Both concessionaires said they are exploring legal options to appeal the unanimous 12-0 decision of the high court. In their separate petitions for review, they told the Court that the penalties imposed on them for their alleged violation of Republic Act 9275 or the Clean Water Act were arbitrary and excessive, and that they were being singled out even if they had done their part in the cleanup job while other concerned institutions like the Departments of Environment and Natural Resources and of Public Works and Highways had been remiss in their duties under this law.
In the first place, the implementation of RA 9275 or the CWA of 2004 requires a coordinated effort that involves not only Maynilad and MWC, but several government agencies as well along with the concerned local government units. Under this law, the DENR is the primary agency responsible for implementing and enforcing the CWA.
That the implementation of the CWA, especially the cleanup of water bodies, is a joint effort—and not the sole responsibility of Maynilad and MWC—was affirmed by the Supreme Court in the case of MMDA et al. vs. Concerned Residents of Manila Bay, otherwise known as the Manila Bay case.
Under RA 9275 or the CWA, the Department of the Interior and Local Government is mandated to order all mayors of Metro Manila and the governors of affected provinces to inspect and determine if wastewater treatment facilities (e.g., septic tanks) are in place in their respective communities.
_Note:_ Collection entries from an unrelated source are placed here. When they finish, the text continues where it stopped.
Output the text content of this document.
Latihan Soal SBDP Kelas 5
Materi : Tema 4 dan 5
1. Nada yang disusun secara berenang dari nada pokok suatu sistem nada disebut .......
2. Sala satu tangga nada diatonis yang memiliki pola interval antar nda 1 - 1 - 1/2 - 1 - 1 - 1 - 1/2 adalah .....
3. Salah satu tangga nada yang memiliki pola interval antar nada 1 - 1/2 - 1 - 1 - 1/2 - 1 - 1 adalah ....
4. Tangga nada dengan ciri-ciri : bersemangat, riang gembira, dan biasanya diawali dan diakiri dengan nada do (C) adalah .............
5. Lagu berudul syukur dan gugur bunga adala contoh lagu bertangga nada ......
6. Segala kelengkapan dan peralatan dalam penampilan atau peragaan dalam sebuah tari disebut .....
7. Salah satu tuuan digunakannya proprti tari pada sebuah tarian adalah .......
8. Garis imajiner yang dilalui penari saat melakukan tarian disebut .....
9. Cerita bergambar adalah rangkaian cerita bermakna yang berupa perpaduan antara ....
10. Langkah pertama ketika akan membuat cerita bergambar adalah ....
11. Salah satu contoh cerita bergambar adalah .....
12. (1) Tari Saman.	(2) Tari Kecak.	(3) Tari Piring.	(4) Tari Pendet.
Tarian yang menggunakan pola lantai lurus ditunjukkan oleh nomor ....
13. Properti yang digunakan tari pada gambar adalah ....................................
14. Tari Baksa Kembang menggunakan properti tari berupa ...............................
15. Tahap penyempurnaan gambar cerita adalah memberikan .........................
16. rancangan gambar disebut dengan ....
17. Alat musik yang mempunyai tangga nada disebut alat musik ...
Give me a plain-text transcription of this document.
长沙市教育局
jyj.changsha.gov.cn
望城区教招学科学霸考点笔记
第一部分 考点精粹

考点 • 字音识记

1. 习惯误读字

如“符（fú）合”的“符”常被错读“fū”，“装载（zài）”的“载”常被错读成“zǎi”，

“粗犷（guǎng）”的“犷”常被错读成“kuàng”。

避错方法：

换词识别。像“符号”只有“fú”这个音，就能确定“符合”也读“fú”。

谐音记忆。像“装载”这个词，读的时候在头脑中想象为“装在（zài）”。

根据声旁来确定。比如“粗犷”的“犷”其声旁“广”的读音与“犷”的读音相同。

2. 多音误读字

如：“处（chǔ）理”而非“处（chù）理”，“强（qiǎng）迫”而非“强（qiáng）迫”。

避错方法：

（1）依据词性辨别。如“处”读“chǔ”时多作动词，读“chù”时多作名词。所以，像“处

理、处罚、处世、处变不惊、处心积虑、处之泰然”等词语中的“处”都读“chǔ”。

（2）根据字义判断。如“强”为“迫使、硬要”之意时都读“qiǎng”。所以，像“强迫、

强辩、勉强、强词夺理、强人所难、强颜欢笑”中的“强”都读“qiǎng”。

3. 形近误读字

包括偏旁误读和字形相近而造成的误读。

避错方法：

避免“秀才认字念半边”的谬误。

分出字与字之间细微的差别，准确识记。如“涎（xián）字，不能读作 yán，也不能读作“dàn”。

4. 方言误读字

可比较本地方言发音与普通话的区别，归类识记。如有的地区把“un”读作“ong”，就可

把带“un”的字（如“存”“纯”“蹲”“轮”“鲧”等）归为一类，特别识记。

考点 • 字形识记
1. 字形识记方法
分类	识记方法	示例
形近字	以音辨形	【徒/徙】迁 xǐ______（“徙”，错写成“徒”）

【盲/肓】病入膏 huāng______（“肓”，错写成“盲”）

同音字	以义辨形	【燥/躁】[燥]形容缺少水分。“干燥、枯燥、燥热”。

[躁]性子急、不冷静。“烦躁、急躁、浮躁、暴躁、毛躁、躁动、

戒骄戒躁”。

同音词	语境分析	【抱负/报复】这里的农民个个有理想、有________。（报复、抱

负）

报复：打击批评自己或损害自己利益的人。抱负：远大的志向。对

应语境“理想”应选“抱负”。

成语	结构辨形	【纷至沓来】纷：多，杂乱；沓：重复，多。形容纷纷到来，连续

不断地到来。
In case of non-compliance, the concerned LGUs shall take action to ensure compliance, the law likewise states.
The DILG was also required by the SC in its ruling on the 2011 Manila Bay case to submit a five-year plan of action that will contain measures intended to ensure compliance of all non-complying factories, commercial establishments and private homes to the CWA.
The DILG and LGUs are likewise required to consider providing land for the wastewater treatment facilities of the two concessionaires or their regulator, the MWSS.
Meanwhile, the DPWH, in coordination with LGUs, was also tasked under the CWA to prepare a national program on sewage and septage management. The DPWH has not implemented this program.
The DENR, as lead agency responsible for implementing the CWA has not completed drawing up a Water Quality Management Area Action Plan, which includes setting the goals and targets for a sewerage or septage program.
Both Maynilad and MWC claim they have exerted utmost efforts to comply with the provisions of the CWA. As pointed out by MWC, they “have made significant improvements to domestic wastewater management in compliance with their service obligations.”
However, the realities show that while the concessionaires have done so, the other agencies involved didn’t do their respective jobs as set by the CWA.
Another thing to consider is that the wastewater treatment facilities that the concessionaires have built so far would be rendered ineffective in realizing the goals of the CWA if informal settlers continue to directly dump their wastes into our rivers, lakes and esteros. Again, this is something that should be handled by the LGUs in the concerned communities.
Also, the concessionaires cannot also speed up the construction of STPs because simultaneous construction will cause heavy inconvenience to the public resulting from the ensuing road excavations. Hence, building STPs have to be done in phases to avoid traffic congestion in the affected areas.
As a result of the SC decision imposing fines on Maynilad and MWC, various groups have found a new rallying point against Big Business. They have called on the government to re-nationalize water service and allow the MWSS take back control of the concessions given to Maynilad and MWC in 1997 at the height of the water crisis. Before privatization, MWSS was so inept that it only covered 69 percent of the metropolis. Because access to clean water was relatively scarce and so expensive back then, households had to cough up as much as P3,000 to P5,000 monthly for water bought from roving vendors. Nowadays, Maynilad customers pay just about P974 for a normal water consumption level of 30 cu. m. per month.
The call of various groups to renationalize water service is reckless and regressive as it will lead to a return to the pre-1997 era of expensive, if not unsafe, water and erratic deliver of water services. In fact, the takeover by Maynilad and MWC has been cited by the World Bank as a model in privatization, with MWSS Administrator Reynaldo Velasco describing the water privatization as a “successful legal framework” in public-private partnership ventures.